“Power over the press,” he said, “is the path to dictatorship.”
And:
“What most of us find the most objectionable in the President’s [Truman’s] order is the ease with which it can be used to cover up blunders and incompetence, and the absence of any provision for removing secrecy provisions after the emergency has passed. We may now find our friends in other countries revealing information which we are not permitted to publish or broadcast.”
Bender’s last sentence could not have been more prophetic. The majority report hammered home the prophecy-come-true: “The British have published substantially the same export-control list as that which our Government departments and agencies seek to hide and conceal from the American people.”
On the basis of consistency, reason, and logic the Eisenhower administration’s broad use of “executive privilege” was by now thoroughly discredited. I did not see how President Eisenhower or anyone else could defend it, but I had not taken into account President Eisenhower’s lack of understanding of just what was taking place under the cover of “executive privilege.” The President was exceedingly popular, and there were plenty of people who were willing to use his good name and reputation for honesty as a cover for their own errors, incompetence, misjudgments, or improprieties.
CHAPTER X
Pressing a Point with Ike
The final reports from the four congressional investigations—a House Government Operations Committee, the Senate Dixon-Yates investigating subcommittee, the McClellan subcommittee on East-West trade, and the Wolf Ladejinsky probe—were all released during the summer of 1956. Each assailed the excessive arbitrary secrecy that had hampered the investigations.
So, once again, at a press conference on September 27, 1956, I raised the problem of arbitrary executive secrecy with President Eisenhower.

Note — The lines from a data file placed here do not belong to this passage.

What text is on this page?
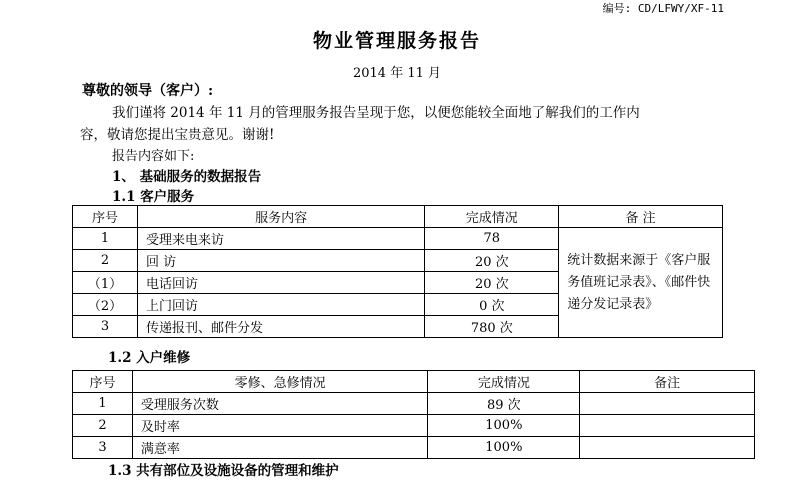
编号: CD/LFWY/XF-11
物业管理服务报告
2014 年 11 月
尊敬的领导（客户）:
我们谨将 2014 年 11 月的管理服务报告呈现于您，以便您能较全面地了解我们的工作内
容，敬请您提出宝贵意见。谢谢!
报告内容如下:
1、 基础服务的数据报告
1.1 客户服务
序号	服务内容	完成情况	备 注
1	受理来电来访	78	统计数据来源于《客户服务值班记录表》、《邮件快递分发记录表》
2	回 访	20 次	
（1）	电话回访	20 次	
（2）	上门回访	0 次	
3	传递报刊、邮件分发	780 次	
1.2 入户维修
序号	零修、急修情况	完成情况	备注
1	受理服务次数	89 次	
2	及时率	100%	
3	满意率	100%	
1.3 共有部位及设施设备的管理和维护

“Mr. President,” I said. “At least four Congressional committees in a period of the last few weeks have issued reports that were critical of what they termed excessive secrecy which they felt covered up mismanagement in the operation of the Government.
“Now, these committees contend that there is no court decision backing the broad proposition of executive secrecy, and I wondered if you could tell us if you feel that all employees of the Federal Government, at their own discretion, can determine whether they will testify or will not testify before committees when there is no security problem involved?”